My time here is mostly spent at the transmitter site — two days so far. Initially I have been catching up on changes that have taken place since we were here a little over four years ago and trying to determine the current status of the transmitters. So far, I found out that the drive control on one of the three transmitters was performing quite differently than the other two. Yesterday, we determined that it had an old version of EPROMS on the CPU card. These were changed out for the newer version. Both spare CPU cards now have the old version.
We are beginning to get into the routine of things here. Before going to bed, there is a ‘ritual’ of locking security gates (there are four — two to the outside, one to the attached garage and one in the hallway between the main house and bedrooms) and certain doors. Then after we are securely in our bedroom, we activate the alarm, if it has not already activated itself at 10pm. We can move between the bedrooms and bathrooms without setting off the alarms. First thing in the morning, we deactivate the alarm and switch on the hot water heater for about 30 minutes so we can have warm showers.
When a co-worker and his family visited two nights ago we discovered that the alarm also activates some outside motion sensors. Our visitors had to explain to us what the intermittent squawking sound was. We assume that it automatically activates around dusk.

The front of our ‘home away from home’ in Swaziland. If you look closely you can see the security bars on the windows. The dark rectangular shape on the roof is an experimental solar heater for the geyser (hot water heater) made from black plastic pipe.
When we leave the house there is a similar routine of locking doors and gates. We have a remote device that we take with us, which has four buttons on it. One button is to open and close the garage door, the second button sets the alarm (there are bright LED lights in two of the house windows to indicate the alarm status), the third button opens the fence gate to drive out (it closes automatically once the car passes through) and one is a ‘panic’ button — pushing that one results in alerting TWR staff and a rapid response team from the security company. Of course the car has its own start-up sequence using its own remote button, plus hidden switch inside, which Virginia mentioned in her previous post. There is a similar reverse routine to return to the house.
Should the alarm sound while we are gone, it will call our cell phone as well as the cell phones of two other staff members. I think the security company is also alerted.
Many of the gates for vehicles are automatic and controlled with remote buttons carried in the vehicles.
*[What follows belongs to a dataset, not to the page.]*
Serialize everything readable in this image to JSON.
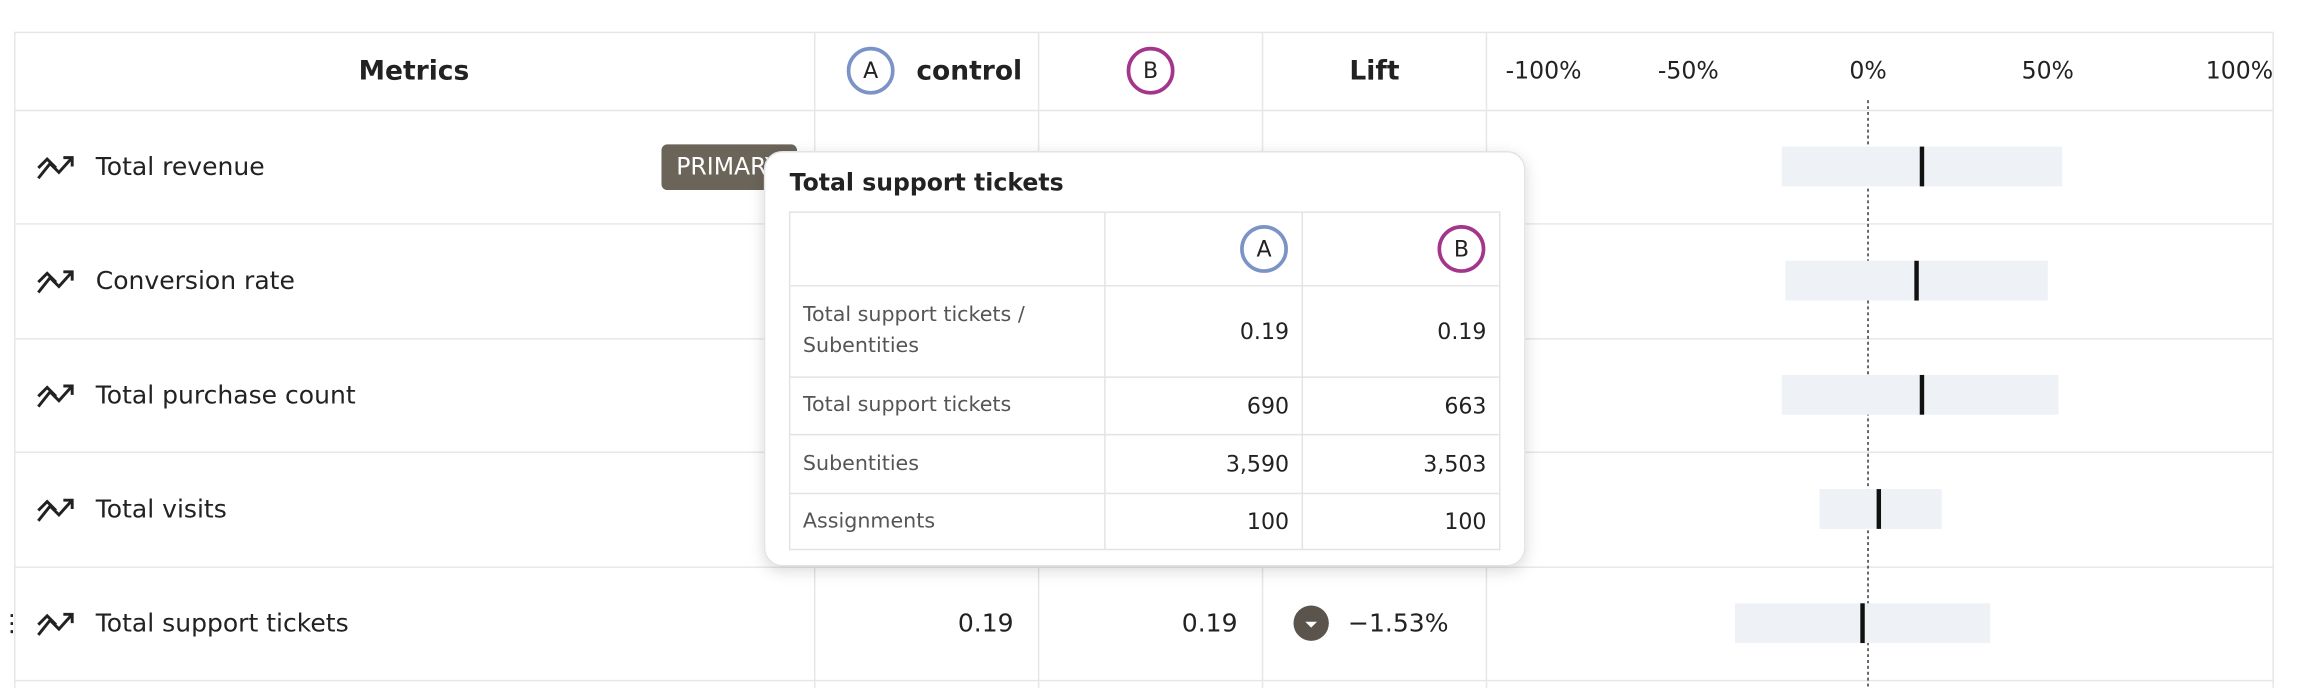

In addition, many of the gates can be opened by a call to a cell phone incorporated within that gate’s controls. The gate’s cell phone determines whether a valid number is calling before opening the gate. Since the gate phone never actually ‘answers’, there is no fee charged to either phone. If someone arrives at the gate off the main road which is about five miles from the site, that person can call the site, or other person with a valid phone, who can then open the gate by calling that gate’s cell phone number. If I should forget my remote gate opener, I can pull out my cell phone and call the gate’s cell phone number myself and not incur a fee to do so. If I forget both the remote and cell phone, it would be a long walk to the site or a long drive back home!